I had previously installed the mkdx markdown plugin for vim, via Vundle. I later decided to switch to vim-markdown, and uninstalled it. Initially, everything seemed fine, but when I attempted to insert a heading #
character, it was immediately replaced with
<Plug>(mkdx-link-compl)
The Vundle :PluginList
command does not show it is installed, nor does it appear in my .vimrc
or anywhere in ~/.vim/*
.
I have tried searching all vim-related directories on my machine, and selectively disabling all of my plugins, in Vundle, Pathogen, and Vim-Plug. :scriptnames
returns nothing related to mkdx
. My suspicion is that some other plugin had detected mkdx, and changed some settings somewhere, or mkdx did this itself. Is there any way to see what's going on 'behind the scenes' when I insert '#' on a markdown file?
Combining multiple plugin managers sounds like a recipe for disaster. Noting that, there are a couple of things that you can do.
It is likely that whatever is happening can be seen in one of :scriptnames
, :commands
, or :functions
. I note that vundle and vim-plug also have their own status functions. Vundle has :PluginList
and vim-plug has PlugStatus
. I have no idea if they work when both are running. You can also check :set runtimepath?
to see what runtime paths are currently in operation.

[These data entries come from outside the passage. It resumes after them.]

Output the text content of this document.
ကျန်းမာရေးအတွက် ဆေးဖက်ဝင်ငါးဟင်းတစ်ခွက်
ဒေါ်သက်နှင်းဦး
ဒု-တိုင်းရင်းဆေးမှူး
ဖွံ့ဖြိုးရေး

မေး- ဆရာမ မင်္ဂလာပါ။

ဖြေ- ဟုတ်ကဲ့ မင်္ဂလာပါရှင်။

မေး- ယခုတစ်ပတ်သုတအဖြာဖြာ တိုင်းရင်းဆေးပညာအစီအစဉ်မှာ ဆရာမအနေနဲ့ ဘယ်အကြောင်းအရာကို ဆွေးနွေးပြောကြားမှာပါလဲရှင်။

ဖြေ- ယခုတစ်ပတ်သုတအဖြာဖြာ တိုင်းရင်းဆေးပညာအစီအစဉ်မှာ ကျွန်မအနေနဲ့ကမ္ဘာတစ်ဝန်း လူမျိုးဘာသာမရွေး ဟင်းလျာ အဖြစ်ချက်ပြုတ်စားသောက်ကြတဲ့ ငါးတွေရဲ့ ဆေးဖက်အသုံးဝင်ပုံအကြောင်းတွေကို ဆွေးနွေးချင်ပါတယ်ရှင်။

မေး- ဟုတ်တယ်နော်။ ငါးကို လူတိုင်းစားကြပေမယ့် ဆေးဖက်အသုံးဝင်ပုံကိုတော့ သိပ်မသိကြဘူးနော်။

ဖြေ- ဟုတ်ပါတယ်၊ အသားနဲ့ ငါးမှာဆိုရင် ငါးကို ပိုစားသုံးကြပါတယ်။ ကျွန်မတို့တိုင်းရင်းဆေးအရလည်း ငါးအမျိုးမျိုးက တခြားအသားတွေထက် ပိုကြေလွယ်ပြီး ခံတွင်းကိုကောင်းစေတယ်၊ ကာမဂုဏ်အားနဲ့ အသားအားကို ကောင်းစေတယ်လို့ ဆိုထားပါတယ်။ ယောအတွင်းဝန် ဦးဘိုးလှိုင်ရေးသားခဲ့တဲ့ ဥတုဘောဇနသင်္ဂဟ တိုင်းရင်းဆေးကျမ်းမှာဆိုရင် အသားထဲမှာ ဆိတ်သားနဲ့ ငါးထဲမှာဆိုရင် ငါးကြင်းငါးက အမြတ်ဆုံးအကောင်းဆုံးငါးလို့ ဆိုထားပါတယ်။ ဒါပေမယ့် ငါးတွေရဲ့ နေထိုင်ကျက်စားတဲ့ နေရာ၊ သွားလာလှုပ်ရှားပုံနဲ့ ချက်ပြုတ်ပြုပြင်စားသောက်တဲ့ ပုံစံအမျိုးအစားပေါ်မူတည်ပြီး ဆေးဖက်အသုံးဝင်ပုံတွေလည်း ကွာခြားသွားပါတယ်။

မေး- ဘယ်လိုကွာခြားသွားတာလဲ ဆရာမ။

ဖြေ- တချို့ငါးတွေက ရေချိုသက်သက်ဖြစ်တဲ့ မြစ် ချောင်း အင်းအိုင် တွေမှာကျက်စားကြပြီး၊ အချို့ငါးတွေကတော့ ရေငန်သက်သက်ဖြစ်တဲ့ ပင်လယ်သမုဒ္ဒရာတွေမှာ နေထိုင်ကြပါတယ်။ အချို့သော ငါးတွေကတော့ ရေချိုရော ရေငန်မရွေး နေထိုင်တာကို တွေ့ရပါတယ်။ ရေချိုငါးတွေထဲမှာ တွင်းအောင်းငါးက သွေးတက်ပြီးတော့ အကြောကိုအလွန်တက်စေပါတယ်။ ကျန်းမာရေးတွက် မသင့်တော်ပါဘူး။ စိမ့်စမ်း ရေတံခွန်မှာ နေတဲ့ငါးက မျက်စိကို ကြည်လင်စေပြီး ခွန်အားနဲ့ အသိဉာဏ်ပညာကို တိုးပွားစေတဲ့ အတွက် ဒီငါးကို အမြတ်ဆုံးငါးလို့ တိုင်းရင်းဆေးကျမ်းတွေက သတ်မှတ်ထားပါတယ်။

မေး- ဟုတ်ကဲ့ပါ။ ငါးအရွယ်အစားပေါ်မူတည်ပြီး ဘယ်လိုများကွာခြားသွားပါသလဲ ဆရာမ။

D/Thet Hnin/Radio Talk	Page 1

An alternative would be what I consider a nuclear option. If you profile vim, you can read off what things are called and then narrow your search appropriately. You can do this by starting vim and calling
:profile start vimprofile.log
:profile file *
:profile func *
:e foo.md
Now you edit your file, starting a line with #
and getting the expansion. Then you quit and read what was called in vimprofile.log
. It will definitely be there. I suggest going directly to the end of the profile, which shares all functions sorted by time.